Another City Bites the Dust


When times were good, city governments found it very easy to dip into the pockets of city taxpayers and gave the Unions everything. Politicians, in many ways, owed their elections to Unions and elected officials paid them back with lucrative pay, health and retirement. Taxpayers paid this, some of whom did not even have healthcare themselves and certainly had no other retirement other than social security. Now that we are all in financial difficulties, the Unions won't budge and are literally breaking the bank. Bad news for Vallejo, California--

Unsecured creditors will receive 5 cents to 20 cents on the dollar for their claims under a reorganization plan Vallejo, Calif., filed Tuesday in federal court.

The plan to exit bankruptcy outlines the reorganization of debt the city owes its largest creditors, Union Bank and National Public Finance Guarantee. It also sets aside a pool of $6 million to pay unsecured creditors about 5% to 20% of their claims over two years, according to court documents filed in U.S. Bankruptcy Court for the Eastern District in Sacramento.

The formal legal plan is based on a five-year road map City Council members approved at the end of November, tackling $195 million in unfunded city pension obligations, cutting payments for retiree health care, reducing pension benefits for new employees, raising pension contributions for current workers, and creating a rainy-day fund.

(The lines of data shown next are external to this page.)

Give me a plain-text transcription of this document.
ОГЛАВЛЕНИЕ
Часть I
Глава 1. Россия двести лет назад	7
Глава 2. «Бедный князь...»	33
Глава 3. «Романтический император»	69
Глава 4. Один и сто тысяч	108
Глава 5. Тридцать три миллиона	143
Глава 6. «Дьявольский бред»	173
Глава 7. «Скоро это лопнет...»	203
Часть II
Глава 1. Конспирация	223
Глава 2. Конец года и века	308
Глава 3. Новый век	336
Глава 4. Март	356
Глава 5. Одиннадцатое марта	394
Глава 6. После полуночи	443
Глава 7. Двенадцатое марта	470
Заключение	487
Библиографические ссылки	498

Union Bank, the largest creditor, is owed $50 million after holding letters of credit on four series of defaulted COPs. The filing indicates Union Bank will get a new “lease-leaseback” obligation in exchange for canceling the COP series. It will also get $6 million of unspent proceeds from the COPs held under trust agreements.

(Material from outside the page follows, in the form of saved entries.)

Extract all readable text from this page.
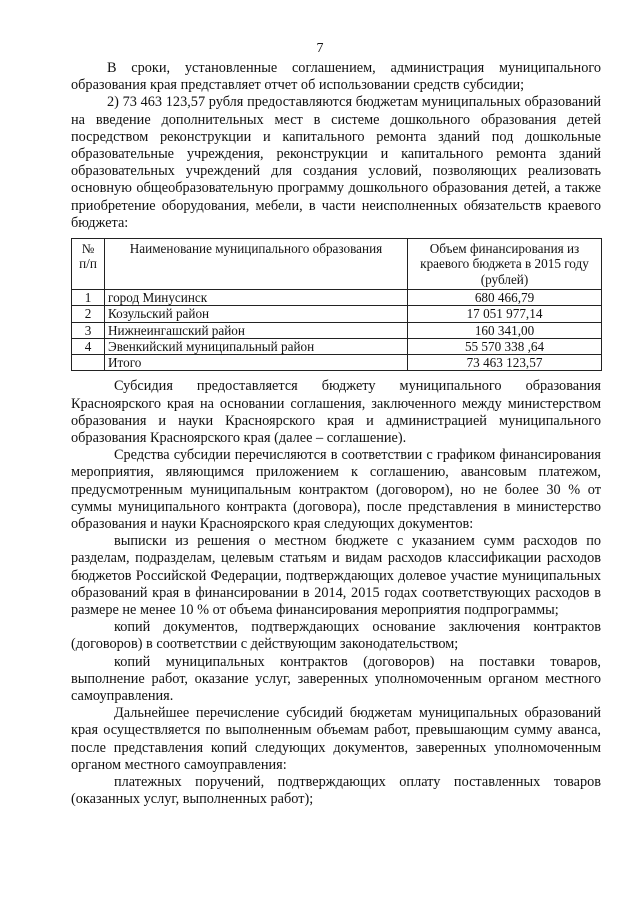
7

В сроки, установленные соглашением, администрация муниципального образования края представляет отчет об использовании средств субсидии;

2) 73 463 123,57 рубля предоставляются бюджетам муниципальных образований на введение дополнительных мест в системе дошкольного образования детей посредством реконструкции и капитального ремонта зданий под дошкольные образовательные учреждения, реконструкции и капитального ремонта зданий образовательных учреждений для создания условий, позволяющих реализовать основную общеобразовательную программу дошкольного образования детей, а также приобретение оборудования, мебели, в части неисполненных обязательств краевого бюджета:

№ п/п	Наименование муниципального образования	Объем финансирования из краевого бюджета в 2015 году (рублей)
1	город Минусинск	680 466,79
2	Козульский район	17 051 977,14
3	Нижнеингашский район	160 341,00
4	Эвенкийский муниципальный район	55 570 338 ,64
	Итого	73 463 123,57

Субсидия предоставляется бюджету муниципального образования Красноярского края на основании соглашения, заключенного между министерством образования и науки Красноярского края и администрацией муниципального образования Красноярского края (далее – соглашение).

Средства субсидии перечисляются в соответствии с графиком финансирования мероприятия, являющимся приложением к соглашению, авансовым платежом, предусмотренным муниципальным контрактом (договором), но не более 30 % от суммы муниципального контракта (договора), после представления в министерство образования и науки Красноярского края следующих документов:

выписки из решения о местном бюджете с указанием сумм расходов по разделам, подразделам, целевым статьям и видам расходов классификации расходов бюджетов Российской Федерации, подтверждающих долевое участие муниципальных образований края в финансировании в 2014, 2015 годах соответствующих расходов в размере не менее 10 % от объема финансирования мероприятия подпрограммы;

копий документов, подтверждающих основание заключения контрактов (договоров) в соответствии с действующим законодательством;

копий муниципальных контрактов (договоров) на поставки товаров, выполнение работ, оказание услуг, заверенных уполномоченным органом местного самоуправления.

Дальнейшее перечисление субсидий бюджетам муниципальных образований края осуществляется по выполненным объемам работ, превышающим сумму аванса, после представления копий следующих документов, заверенных уполномоченным органом местного самоуправления:

платежных поручений, подтверждающих оплату поставленных товаров (оказанных услуг, выполненных работ);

Union Bank is slated to get 40% less than what it would have received from the original COP scheduled payments, according to the Vallejo filing.

Vallejo’s exit strategy includes restructuring the debt owed to unsecured creditors, many of which are employees and retirees, by creating a $6 million pool of cash that will be paid out over two years. They will still be able to pursue one of the city’s insurance pools to settle the liabilities, according to the documents.